Глава седьмая. ГРАНИЦЫ СОЦИАЛЬНОГО ДЕТЕРМИНИЗМА
I. Стиль социальной науки
С пониманием жизни как непрестанно совершающегося синтеза свободы и необходимости, как творчества или истории, сталкивается столь распространенный в наши дни социологический детерминизм, для которого человеческая жизнь представляется механизмом причин и следствий, а история рассматривается как область исключительного господства неизменных законов. Ее ход подобен наперед заведенному часовому механизму, и на этом основании возможны (если не фактически, то принципиально) научные предсказания будущего, "прогноз" на основании исчисления причин и следствий; социология приравнивается таким образом несовершенной или незавершенной астрономии или, шире, вообще "математическому естествознанию". Наиболее радикальное выражение социологизм этот, порожденный научною мыслью 19 века, получил в двух влиятельных течениях социальной философии: в контизме и марксизме [182] , а в области статистики - в радикальном кетлетизме. Проблема свободы и необходимости [183] , творчества и механизма, в социальной науке ставится в настоящее время чрезвычайно остро, и в ней необходимо так или иначе распутаться.
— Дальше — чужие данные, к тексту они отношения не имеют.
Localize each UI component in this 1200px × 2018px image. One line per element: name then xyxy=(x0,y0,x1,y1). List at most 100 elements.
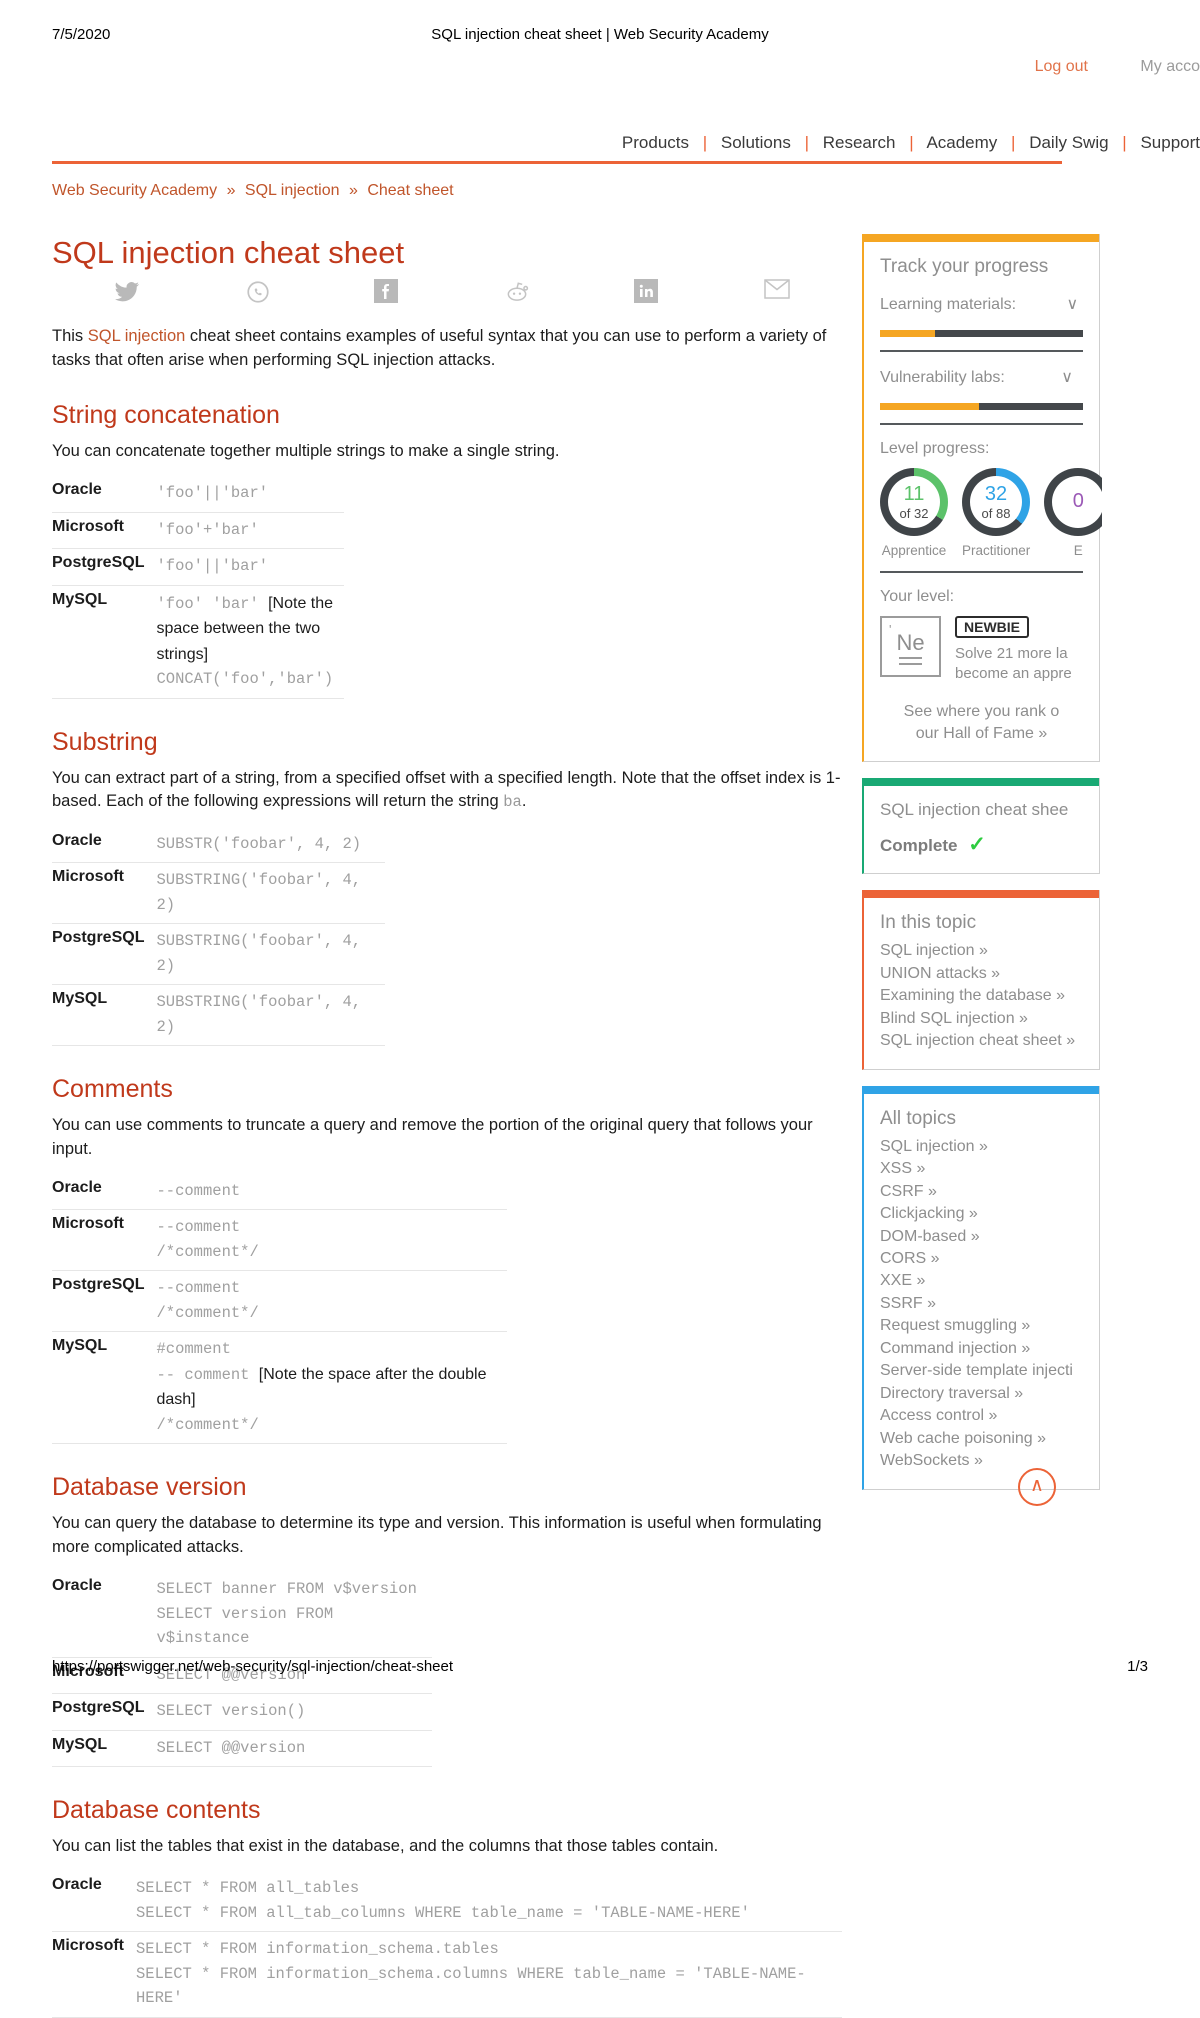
db-label: PostgreSQL xyxy=(52,1270,157,1333)
in-this-topic-list: SQL injection » UNION attacks » Examinin… xyxy=(880,940,1083,1052)
element-symbol: Ne xyxy=(896,630,925,655)
all-topics-list: SQL injection » XSS » CSRF » Clickjackin… xyxy=(880,1136,1083,1473)
sql-injection-link[interactable]: SQL injection xyxy=(88,327,186,345)
element-underline xyxy=(899,657,922,665)
list-item[interactable]: Access control » xyxy=(880,1405,1083,1427)
in-this-topic-title: In this topic xyxy=(880,912,977,934)
donut-caption: E xyxy=(1073,543,1083,558)
all-topics-card: All topics SQL injection » XSS » CSRF » … xyxy=(862,1085,1100,1490)
code-line: -- comment xyxy=(156,1365,250,1384)
db-label: Oracle xyxy=(52,476,157,513)
db-label: PostgreSQL xyxy=(52,923,157,986)
print-url: https://portswigger.net/web-security/sql… xyxy=(52,1658,454,1675)
level-badge: NEWBIE xyxy=(955,616,1029,638)
nav-item-academy[interactable]: Academy xyxy=(926,133,997,152)
list-item[interactable]: XXE » xyxy=(880,1270,1083,1292)
list-item[interactable]: CORS » xyxy=(880,1248,1083,1270)
whatsapp-icon[interactable] xyxy=(245,279,271,305)
check-icon: ✓ xyxy=(968,833,986,857)
nav-item-research[interactable]: Research xyxy=(823,133,896,152)
linkedin-icon[interactable] xyxy=(634,279,660,305)
donut-inner: 0 xyxy=(1052,476,1102,528)
complete-status: Complete ✓ xyxy=(880,832,1083,857)
list-item[interactable]: Command injection » xyxy=(880,1338,1083,1360)
breadcrumb-chevron-icon: » xyxy=(348,182,358,199)
list-item[interactable]: XSS » xyxy=(880,1158,1083,1180)
breadcrumb-item-cheat-sheet[interactable]: Cheat sheet xyxy=(367,182,453,199)
list-item[interactable]: SQL injection » xyxy=(880,1136,1083,1158)
breadcrumb-item-academy[interactable]: Web Security Academy xyxy=(52,182,217,199)
list-item[interactable]: Directory traversal » xyxy=(880,1383,1083,1405)
code-line: #comment xyxy=(156,1340,231,1359)
reference-table-database-contents: Oracle SELECT * FROM all_tables SELECT *… xyxy=(52,1871,842,2018)
nav-separator: | xyxy=(909,133,914,152)
breadcrumb: Web Security Academy » SQL injection » C… xyxy=(52,182,454,200)
section-heading-database-contents: Database contents xyxy=(52,1796,261,1825)
table-row: PostgreSQL --comment /*comment*/ xyxy=(52,1270,507,1333)
list-item[interactable]: Server-side template injecti xyxy=(880,1360,1083,1382)
table-row: Oracle SUBSTR('foobar', 4, 2) xyxy=(52,826,385,864)
nav-item-support[interactable]: Support xyxy=(1140,133,1200,152)
card-accent-bar xyxy=(864,1085,1099,1094)
vulnerability-labs-progressbar xyxy=(880,403,1083,410)
account-bar: Log out My acco xyxy=(0,58,1200,86)
track-progress-card: Track your progress Learning materials: … xyxy=(862,234,1102,763)
db-label: MySQL xyxy=(52,1730,157,1768)
table-row: MySQL 'foo' 'bar' [Note the space betwee… xyxy=(52,585,344,699)
page-title: SQL injection cheat sheet xyxy=(52,235,405,270)
list-item[interactable]: SSRF » xyxy=(880,1293,1083,1315)
donut-caption: Apprentice xyxy=(881,543,947,558)
log-out-link[interactable]: Log out xyxy=(1035,58,1088,75)
level-progress-circles: 11 of 32 Apprentice 32 of 88 Practitione… xyxy=(880,468,1102,558)
progress-fill xyxy=(880,330,935,337)
hall-of-fame-line-2: our Hall of Fame » xyxy=(915,724,1048,742)
section-heading-string-concatenation: String concatenation xyxy=(52,401,280,430)
list-item[interactable]: CSRF » xyxy=(880,1181,1083,1203)
code-line: SELECT banner FROM v$version xyxy=(156,1580,417,1599)
my-account-link[interactable]: My acco xyxy=(1140,58,1200,75)
list-item[interactable]: Web cache poisoning » xyxy=(880,1428,1083,1450)
twitter-icon[interactable] xyxy=(114,279,140,305)
code-line: 'foo' 'bar' xyxy=(156,594,259,613)
your-level-label: Your level: xyxy=(880,588,955,605)
list-item[interactable]: WebSockets » xyxy=(880,1450,1083,1472)
list-item[interactable]: UNION attacks » xyxy=(880,963,1083,985)
db-label: Microsoft xyxy=(52,1209,157,1272)
reddit-icon[interactable] xyxy=(504,279,530,305)
donut-total: of 88 xyxy=(981,505,1011,521)
facebook-icon[interactable] xyxy=(374,279,400,305)
code-line: /*comment*/ xyxy=(156,1415,259,1434)
list-item[interactable]: Blind SQL injection » xyxy=(880,1008,1083,1030)
hall-of-fame-link[interactable]: See where you rank o our Hall of Fame » xyxy=(880,701,1083,746)
donut-expert: 0 xyxy=(1044,468,1102,536)
code-line: SELECT * FROM all_tables xyxy=(136,1879,360,1898)
section-intro-database-version: You can query the database to determine … xyxy=(52,1514,822,1556)
section-heading-comments: Comments xyxy=(52,1075,173,1104)
list-item[interactable]: SQL injection cheat sheet » xyxy=(880,1030,1083,1052)
divider xyxy=(880,571,1083,573)
email-icon[interactable] xyxy=(764,279,790,305)
table-row: PostgreSQL SUBSTRING('foobar', 4, 2) xyxy=(52,923,385,986)
level-detail: NEWBIE Solve 21 more la become an appre xyxy=(955,616,1072,685)
list-item[interactable]: Examining the database » xyxy=(880,985,1083,1007)
level-hint-line-2: become an appre xyxy=(955,665,1072,683)
scroll-to-top-icon[interactable]: ∧ xyxy=(1018,1468,1056,1506)
donut-count: 32 xyxy=(984,482,1008,505)
element-tile-icon: ' Ne xyxy=(880,616,941,677)
nav-item-solutions[interactable]: Solutions xyxy=(721,133,791,152)
card-accent-bar xyxy=(864,778,1099,787)
list-item[interactable]: DOM-based » xyxy=(880,1226,1083,1248)
nav-item-products[interactable]: Products xyxy=(622,133,689,152)
reference-table-comments: Oracle --comment Microsoft --comment /*c… xyxy=(52,1173,507,1445)
table-row: Microsoft --comment /*comment*/ xyxy=(52,1209,507,1272)
code-cell: SELECT * FROM information_schema.tables … xyxy=(136,1931,842,2018)
code-line: 'foo'||'bar' xyxy=(156,557,269,576)
list-item[interactable]: Request smuggling » xyxy=(880,1315,1083,1337)
list-item[interactable]: SQL injection » xyxy=(880,940,1083,962)
list-item[interactable]: Clickjacking » xyxy=(880,1203,1083,1225)
code-cell: SELECT version() xyxy=(156,1693,432,1731)
breadcrumb-item-sql-injection[interactable]: SQL injection xyxy=(245,182,340,199)
code-line: --comment xyxy=(156,1279,241,1298)
donut-practitioner: 32 of 88 xyxy=(962,468,1030,536)
nav-item-daily-swig[interactable]: Daily Swig xyxy=(1029,133,1108,152)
Вопрос этот для нас разрешается в пользу свободы и творчества, стало быть, против социологического детерминизма уже на основании выше развитых суждений о природе науки, но к ним следует присоединить еще специальные соображения о социальной науке.
182
Конечно, социальный детерминизм мы встречаем и у других мыслителей, достаточно напомнить, напр., Р. Оуэна (ср. о нем наш очерк: "Социальная философия Р. Оуэна", Вопр. фил. и псих., 1911, II); вообще он широко разлит в духовной атмосфере нашего времени.
183
Вопрос о свободе и необходимости со всей силою выдвинулся для пишущего эти строки в пору наибольшего увлечения марксизмом и пробил в нем первую брешь. Ср. статьи мои в связи с гносеологическим идеализмом Штаммлера и полемикой со Струве: "О закономерности социальных явлений" и "Свобода и необходимость человеческих действий" в сборнике "От марксизма к идеализму", 1903.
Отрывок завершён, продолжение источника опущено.